Until then, he measures his gas obsessively. He’s learning to fix his brakes and motor mounts himself so he can save money on repairs. Driving used to be his escape, but these days it feels more like a trap.
“Instead of a passion, it became a curse,” he said. “I’m doing everything in my car, 24/7. This is getting smaller and smaller, and then I can’t breathe.”
As the fall semester began, Rosales was steeling himself for another school year in his car. Then, Mendez delivered a bit of news that changed everything: Rosales had been accepted into a bridge housing program, paid for by the school and operated by a local nonprofit.
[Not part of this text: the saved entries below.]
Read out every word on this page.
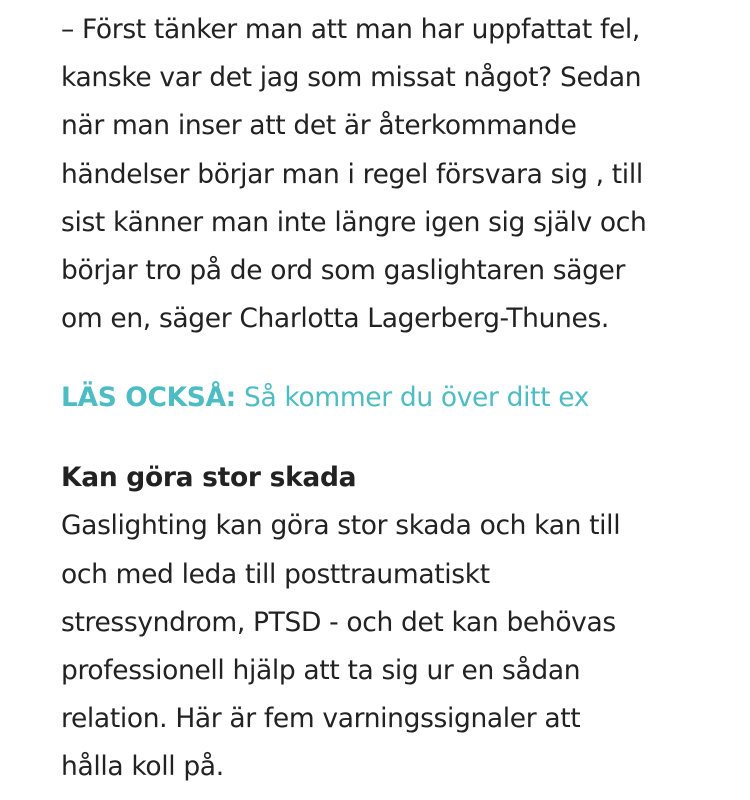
– Först tänker man att man har uppfattat fel,
kanske var det jag som missat något? Sedan
när man inser att det är återkommande
händelser börjar man i regel försvara sig , till
sist känner man inte längre igen sig själv och
börjar tro på de ord som gaslightaren säger
om en, säger Charlotta Lagerberg-Thunes.

LÄS OCKSÅ: Så kommer du över ditt ex
Kan göra stor skada

Gaslighting kan göra stor skada och kan till
och med leda till posttraumatiskt
stressyndrom, PTSD - och det kan behövas
professionell hjälp att ta sig ur en sådan
relation. Här är fem varningssignaler att
hålla koll på.
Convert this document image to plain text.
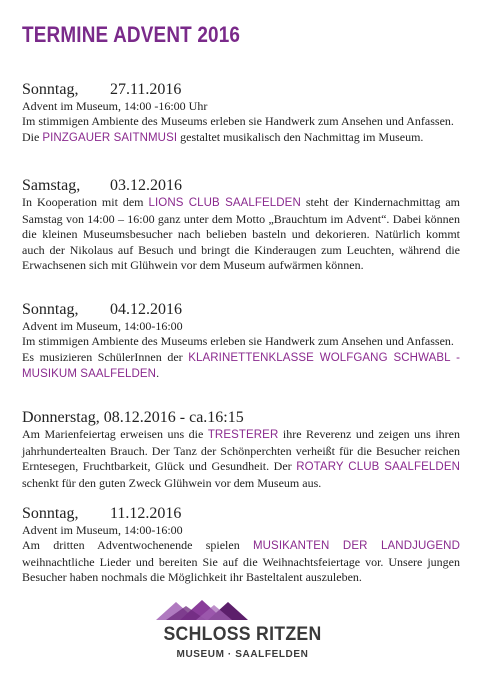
TERMINE ADVENT 2016
Sonntag, 27.11.2016
Advent im Museum, 14:00 -16:00 Uhr
Im stimmigen Ambiente des Museums erleben sie Handwerk zum Ansehen und Anfassen.
Die PINZGAUER SAITNMUSI gestaltet musikalisch den Nachmittag im Museum.
Samstag, 03.12.2016
In Kooperation mit dem LIONS CLUB SAALFELDEN steht der Kindernachmittag am Samstag von 14:00 – 16:00 ganz unter dem Motto „Brauchtum im Advent“. Dabei können die kleinen Museumsbesucher nach belieben basteln und dekorieren. Natürlich kommt auch der Nikolaus auf Besuch und bringt die Kinderaugen zum Leuchten, während die Erwachsenen sich mit Glühwein vor dem Museum aufwärmen können.
Sonntag, 04.12.2016
Advent im Museum, 14:00-16:00
Im stimmigen Ambiente des Museums erleben sie Handwerk zum Ansehen und Anfassen.
Es musizieren SchülerInnen der KLARINETTENKLASSE WOLFGANG SCHWABL - MUSIKUM SAALFELDEN.
Donnerstag, 08.12.2016 - ca.16:15
Am Marienfeiertag erweisen uns die TRESTERER ihre Reverenz und zeigen uns ihren jahrhundertealten Brauch. Der Tanz der Schönperchten verheißt für die Besucher reichen Erntesegen, Fruchtbarkeit, Glück und Gesundheit. Der ROTARY CLUB SAALFELDEN schenkt für den guten Zweck Glühwein vor dem Museum aus.
Sonntag, 11.12.2016
Advent im Museum, 14:00-16:00
Am dritten Adventwochenende spielen MUSIKANTEN DER LANDJUGEND weihnachtliche Lieder und bereiten Sie auf die Weihnachtsfeiertage vor. Unsere jungen Besucher haben nochmals die Möglichkeit ihr Basteltalent auszuleben.
SCHLOSS RITZEN
MUSEUM · SAALFELDEN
He could move into a shared room in a shared house in early September. He didn’t believe it. The staff at the nonprofit, Jovenes, would teach him about saving, help him put away what he made from a new internship and eventually move into a place of his own. It was more than he even dared to imagine when he signed up for the safe parking program.
The last few days in his car were a blur. He kept expecting to wake up and learn it was all a dream or a joke. Then, on a Wednesday, between classes, he drove out to the duplex, about 20 minutes from campus. Juan Castelan, a Jovenes program coordinator, met him there, explained the rules and handed Rosales a pair of house keys.
That evening, after anatomy lab, he got in his car and drove north, away from the safe lot, toward his new house. When he arrived, he walked upstairs and eased open the door to his room. He was drained, but he was home. Outside, parked on the street, his gold Lexus sat empty.